California is on the brink of another massive fight over taxes, and the “mansion tax” levied on Los Angeles’ high-value properties is about to become the unlikely—and controversial—face of a sweeping statewide campaign. In 2022, Los Angeles voters backed Measure ULA, which slapped a hefty new fee on the sale of million-dollar real estate. Since then, the measure has been relentlessly debated. Supporters call it a lifeline that has already raised some $830 million for the city’s unhoused and housing insecure population. But critics have branded it an “economic own-goal” that has drastically choked off apartment construction in a city already suffering from an excruciating housing shortage.
That local debate is now exploding onto the state stage. The Howard Jarvis Taxpayers Association, a powerful low-tax advocacy group, is currently gathering signatures for a proposed constitutional amendment on California’s November 2026 ballot. Their central pitch is simple and highly effective: no more Measure ULAs. The association and its political allies are happy to make the controversial Los Angeles tax the primary symbol of their campaign to cap taxes statewide. The stakes are enormous: if the measure succeeds, municipal governments across the state stand to lose billions of dollars in vital funding.
How the Anti-Tax Measure Aims to Crush Local Revenue
The proposed constitutional amendment takes a direct, two-pronged approach to dismantle local revenue streams:
- Transfer Taxes Capped: The measure would cap rates on the sale of real estate at a little more than one-twentieth of one percent of the property’s value. This is a massive cut; Los Angeles’ highest rate is currently one hundred-times higher.
- Voter Threshold Raised: It also targets local tax measures put on the ballot by citizen-backed campaigns that are earmarked for a particular purpose. The tax-capping proposal would raise the electoral support needed to pass these types of “special” tax measures to two-thirds, up from a simple majority of more than 50%.
Measure ULA happens to be both of these: it is a transfer tax hike that was put on the ballot by voters and passed with 58% of the vote in Los Angeles.
Rob Lapsely, president of the California Business Roundtable, confirmed the strategic timing, saying: “Putting a lid on both citizen-initiated tax measures and high transfer taxes ‘is something that we have always had as a priority,’”. He added, “‘And then suddenly, along came Measure ULA.'”.
The Mansion Tax Debate: Lifeline vs.

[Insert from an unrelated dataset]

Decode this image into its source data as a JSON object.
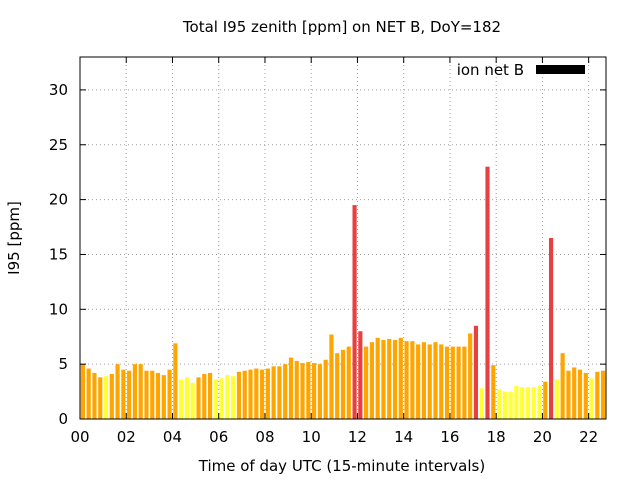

Economic ‘Own-Goal’
The City of Los Angeles sold Measure ULA to voters as a “mansion tax” because its new, elevated transfer fees apply only to the highest value sales : 4% on properties between $5 million and $10 million and 5.5% for those above that.
The Good: Since going into effect in 2023, the measure has raised some $830 million for critical services, making it the largest single contributor to the city’s overall homelessness spending. The program is now accepting applications for its first major distribution of funds, with plans to push nearly $400 million out the door to ramp up affordable housing development.
The Bad: Critics point out that ULA’s high rates apply not just to mansions, but also to commercial, industrial, and multifamily residential projects, including land sales for new apartment developments. Apartment construction has “slowed to a crawl” across the city, and developers and researchers blame the high transfer taxes for driving new construction down further than in surrounding cities. One report estimated the measure resulted in 1,910 fewer apartments per year, including 168 fewer affordable units. Furthermore, a separate study found that the dramatic slow down in sales offset an estimated 63% of the collected transfer tax revenue.
The Looming Fiscal Disaster for Cities
The Howard Jarvis Taxpayers Association is raising funds and moving forward with its signature gathering effort. This has given local government groups billions of reasons to worry. If the measure becomes law, cities would lose between $2 billion and $3 billion each year, according to an analysis commissioned by the League of California Cities, a lobbying group.
This massive shortfall includes hundreds of millions of dollars in foregone funding for homelessness services and new housing in Los Angeles and Santa Monica. But it would also slash budgets for cities that use transfer taxes simply to top up their general funds. The City of Berkeley, for instance, stands to lose between $33 million and $63 million, which is the equivalent of between 15-30% of the town’s general fund.
This political battle over taxes has been a storied California tradition since voters passed Proposition 13 in 1978, capping property taxes. The latest chapter began in 2017 when the California Supreme Court ruled that citizen-initiated special tax measures only needed a simple majority to pass, an issue that business groups have been clambering to close ever since. Now, with Measure ULA as the perfect target, the fight is on to radically change the state’s tax landscape.